En effet, la faiblesse du pouvoir d’achat réduit la consommation intérieure, freine l’expansion des entreprises locales et diminue la capacité d’investissement des ménages. Lorsque l’essentiel des revenus est consacré à la satisfaction des besoins fondamentaux, il devient difficile de développer un marché intérieur dynamique capable de soutenir l’industrialisation, la transformation locale des ressources ou l’essor des services modernes. La pauvreté massive n’est donc pas seulement une conséquence du sous-développement ; elle en devient également un facteur de reproduction.
Cette réalité met en évidence la nécessité de repenser les priorités économiques. Pendant longtemps, l’accent a été mis sur la croissance macroéconomique et l’exploitation des ressources naturelles, avec l’espoir que les retombées finiraient par bénéficier à l’ensemble de la population. Les résultats montrent cependant que la croissance, lorsqu’elle reste concentrée dans quelques secteurs peu créateurs d’emplois, ne suffit pas à transformer durablement les conditions de vie des ménages.

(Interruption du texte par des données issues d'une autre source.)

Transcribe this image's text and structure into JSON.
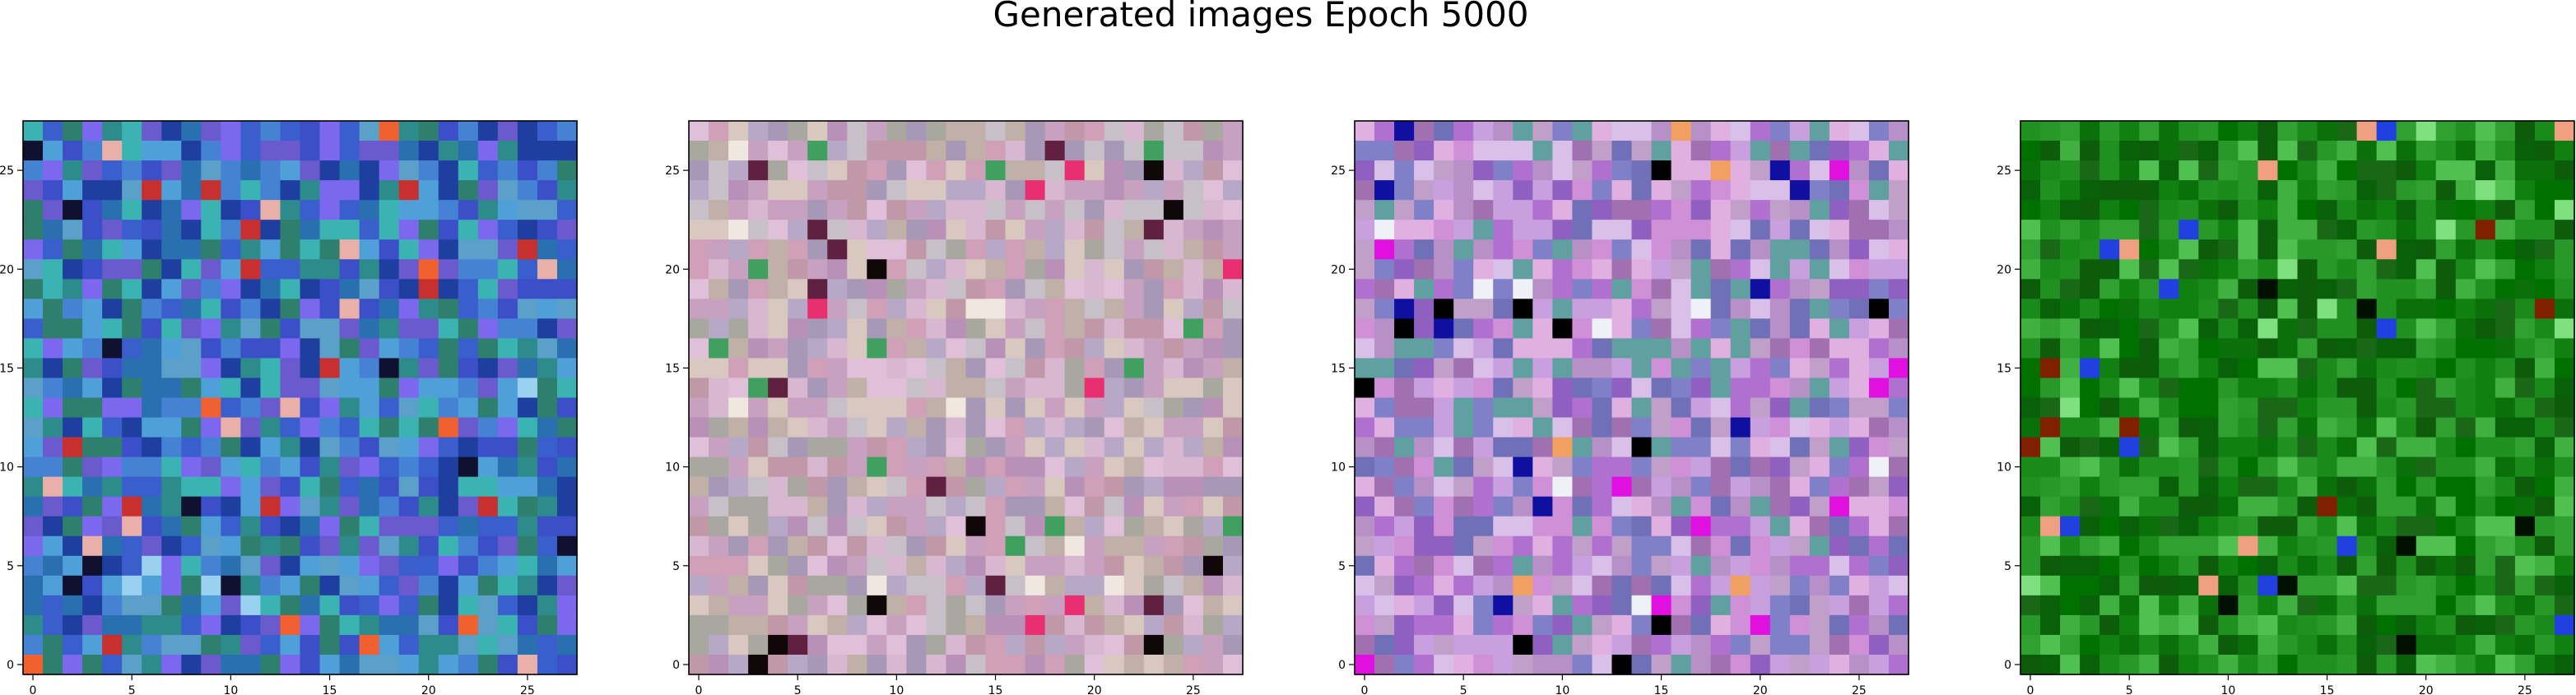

L’enjeu central pour les années à venir consiste à construire une économie davantage orientée vers la production locale et l’emploi de masse. L’agriculture modernisée, les chaînes de transformation agroalimentaire, les PME manufacturières, les services logistiques et l’économie numérique constituent des leviers capables de créer rapidement des millions d’opportunités économiques. Chaque initiative favorisant la productivité et l’entrepreneuriat local contribue directement à réduire la pauvreté de manière structurelle.
Parallèlement, les investissements publics doivent être pensés comme des instruments de transformation économique. Les infrastructures de transport, l’accès à l’électricité, les systèmes de financement des petites entreprises et la formation professionnelle ne sont pas seulement des dépenses publiques ; ils représentent les fondations d’un marché national plus compétitif et plus inclusif. Sans ces bases, même les politiques économiques les mieux conçues restent limitées dans leurs effets.
La pauvreté de masse constitue ainsi l’un des plus grands défis économiques du pays, mais aussi l’une de ses plus grandes opportunités stratégiques. En orientant les politiques publiques vers la création d’emplois productifs, la valorisation des économies locales et l’élargissement du marché intérieur, il devient possible de transformer progressivement une économie dominée par la survie quotidienne en une économie de production et de prospérité partagée.